The eigenvalues of elements of infinite order are certainly not trivial to study,
and as far as I know little has been determined about them.
Keep in mind that arbitrary infinite Coxeter groups are quite varied and hard to study systematically beyond the most basic theory.
Maybe I can clarify at least what you've summarized about the special case of Coxeter elements. These were originally studied by Coxeter for finite reflection groups, where the eigenvalues have remarkable properties. But the definition makes sense for any Coxeter group having a finite set $S$ of involutions as standard generators. You just take the product of elements of $S$ is any order to get a "Coxeter element". The problem is that these are not usually all conjugate, unless the Coxeter graph is a forest (union of trees, where there are no cycles).

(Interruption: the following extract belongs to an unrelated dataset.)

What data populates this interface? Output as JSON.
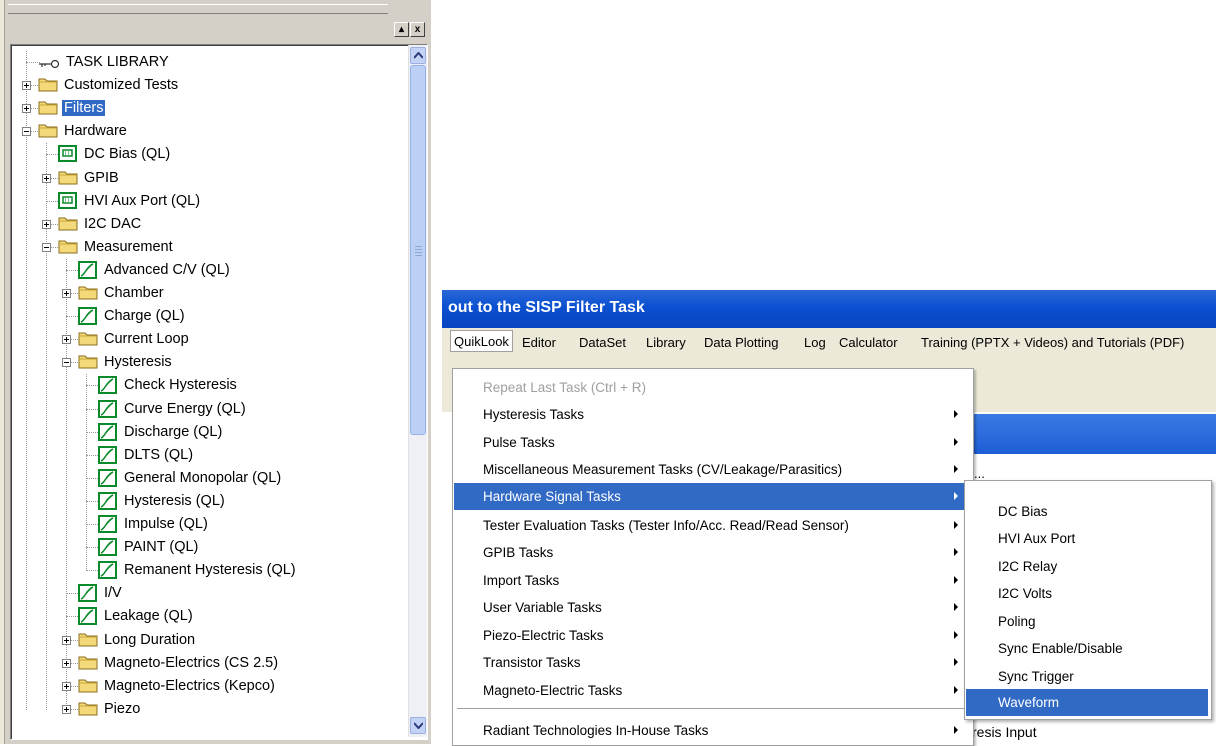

Most of the affine Weyl groups (irreducible by definition) have trees as graphs, but then it's still tricky to study the eigenvalues of a Coxeter element. The only significant work I'm aware of in cases where the Coxeter elements are all conjugate was done by N. A'Campo: Sur les valeurs propres de la transformation de Coxeter. Invent. Math. 33 (1976), no. 1, 61–67.
The main result A'Campo obtains in this note for Coxeter elements outside the affine Weyl group case is that all real parts of square roots of eigenvalues are $>1$.
Probably you haven't missed any important literature (though I'm not certain). The question you raise is definitely nontrivial in any case and might be best approached in narrowly defined cases.